100% Free Claude Code | Run Claude Code with Local LLM with Ollama and Qwen 3.5
Based on Venelin Valkov's video on YouTube. If you like this content, support the original creators by watching, liking and subscribing to their content.
Claude Code can be run locally by launching it with Ollama as the inference provider rather than using quota-based hosted inference.
Briefing
Running Claude Code locally with an Ollama-backed Qwen model can deliver practical coding assistance—especially when the task is narrowly scoped to specific files—without relying on Anthropic’s hosted, quota-based API. The setup is straightforward: install Claude Code, then launch it in a way that points inference to a local Ollama instance, optionally selecting a model via a command-line flag. In testing, a quantized Qwen 3.5 “35 billion parameter” mixture-of-experts model was used as the local engine, and it successfully handled repository navigation and targeted code analysis.
The most telling results came from how the model performed on different kinds of requests. When asked to understand the repository as a whole, the model struggled to produce a true project-level overview. Instead, it fixated on a single uncommitted file, producing a well-formatted explanation of that file but not the broader “what is my project about?” answer. That mismatch matters because it highlights a limitation of smaller local models: they may excel at local context and formatting, yet fail to synthesize a whole codebase.
When the prompts were directed at a specific file—such as a Python module in an agents directory—the behavior improved sharply. The model read the file, evaluated most of it, and even compared it to a related “trader gate” file. It also surfaced a potentially important issue: a “max steps” or iteration-limit behavior that sounded like a bug. The user then tested whether the model could correct the problem by switching into an auto-edit exception mode (triggered with Shift+Tap). After the edit attempt, the script’s behavior became more explicit: instead of silently returning response content when the agent hit an iteration limit, the agent now reported the limit more clearly. The changes were described as small but meaningful—adding five lines and removing two—suggesting the model could make surgical fixes rather than broad rewrites.

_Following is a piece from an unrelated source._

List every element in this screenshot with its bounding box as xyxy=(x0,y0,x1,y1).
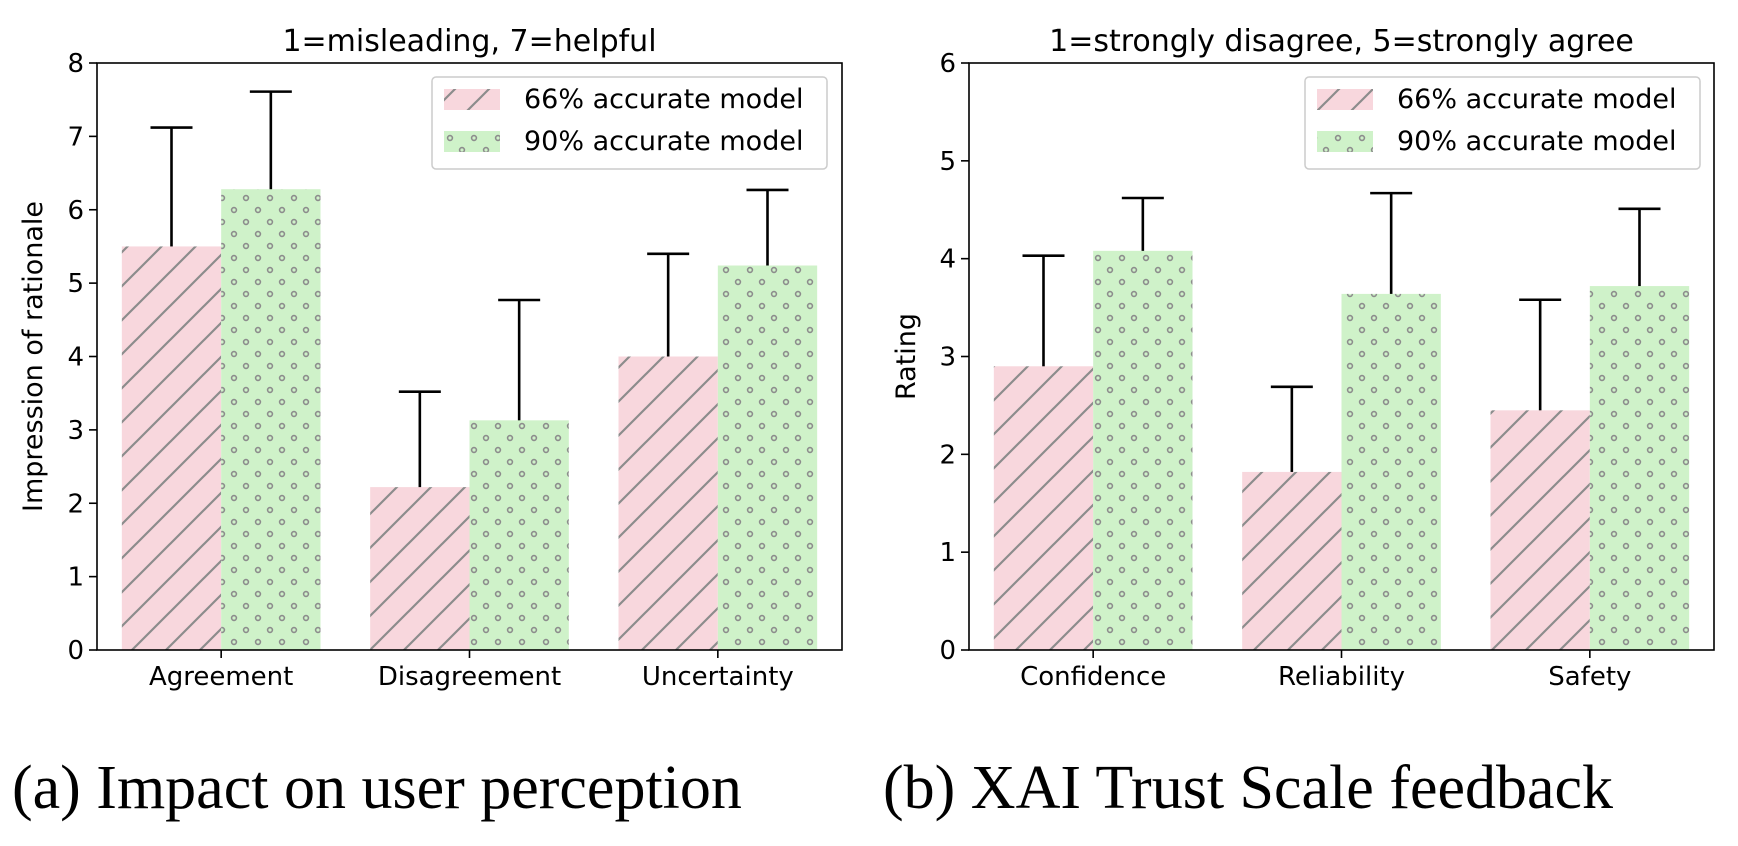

Overall, the local Claude Code + Ollama + Qwen 3.5 workflow looked viable for consumer hardware, at least for tasks that can be grounded in specific files and concrete edits. The presenter’s takeaway was cautious but optimistic: with a 35B quantized mixture-of-experts model, results were “pretty good” for targeted analysis and patching, while repository-wide understanding may require a larger model (for example, 120B-class) to be more reliable. The core message is that local inference can replace hosted Claude Code in many day-to-day coding workflows—provided expectations match the model’s context and synthesis limits.
Cornell Notes
Local Claude Code can run without Anthropic’s quota-based API by routing inference through Ollama and a Qwen 3.5 model. In testing with a quantized Qwen 3.5 35B mixture-of-experts model, targeted file analysis worked well: the model read a specific agent file, compared it to a related file, and identified a likely max-steps/iteration-limit bug. Switching into auto-edit exception mode enabled a small patch that made the iteration-limit behavior explicit instead of silently returning content. Repository-wide understanding was weaker, with the model fixating on a single uncommitted file rather than summarizing the whole project. The workflow is practical for local coding help, especially when prompts are grounded in specific files and edits.
How does the local setup replace quota-based Claude Code usage?
Why did the model perform worse on “What is my project about?” than on file-level tasks?
What bug-like behavior did the model identify, and how was it changed?
What evidence suggested the model could make surgical edits rather than rewriting everything?
What scaling expectation was raised for better results?
Review Questions
- When Claude Code was asked to summarize the repository, what failure mode occurred, and how did it differ from the file-specific tasks?
- What change did auto-edit exception mode make to the agent’s max-steps/iteration-limit behavior?
- Based on the test results, what kinds of coding tasks are most likely to work well with a local 35B Qwen model?
Key Points
- 1
Claude Code can be run locally by launching it with Ollama as the inference provider rather than using quota-based hosted inference.
- 2
A quantized Qwen 3.5 35B mixture-of-experts model can run Claude Code on consumer hardware for practical coding workflows.
- 3
Repository-wide understanding may fail or become narrow when the model fixates on a single file instead of synthesizing across the project.
- 4
Targeted prompts that point to specific files improve speed and completeness, enabling useful analysis and comparisons across modules.
- 5
Auto-edit exception mode (Shift+Tap) can drive small, concrete code changes, including bug-fix style edits.
- 6
In testing, the model improved iteration-limit handling by making max-steps behavior explicit instead of silently returning content.
- 7
For more reliable project-level summaries, a larger model (e.g., ~120B-class) may be needed.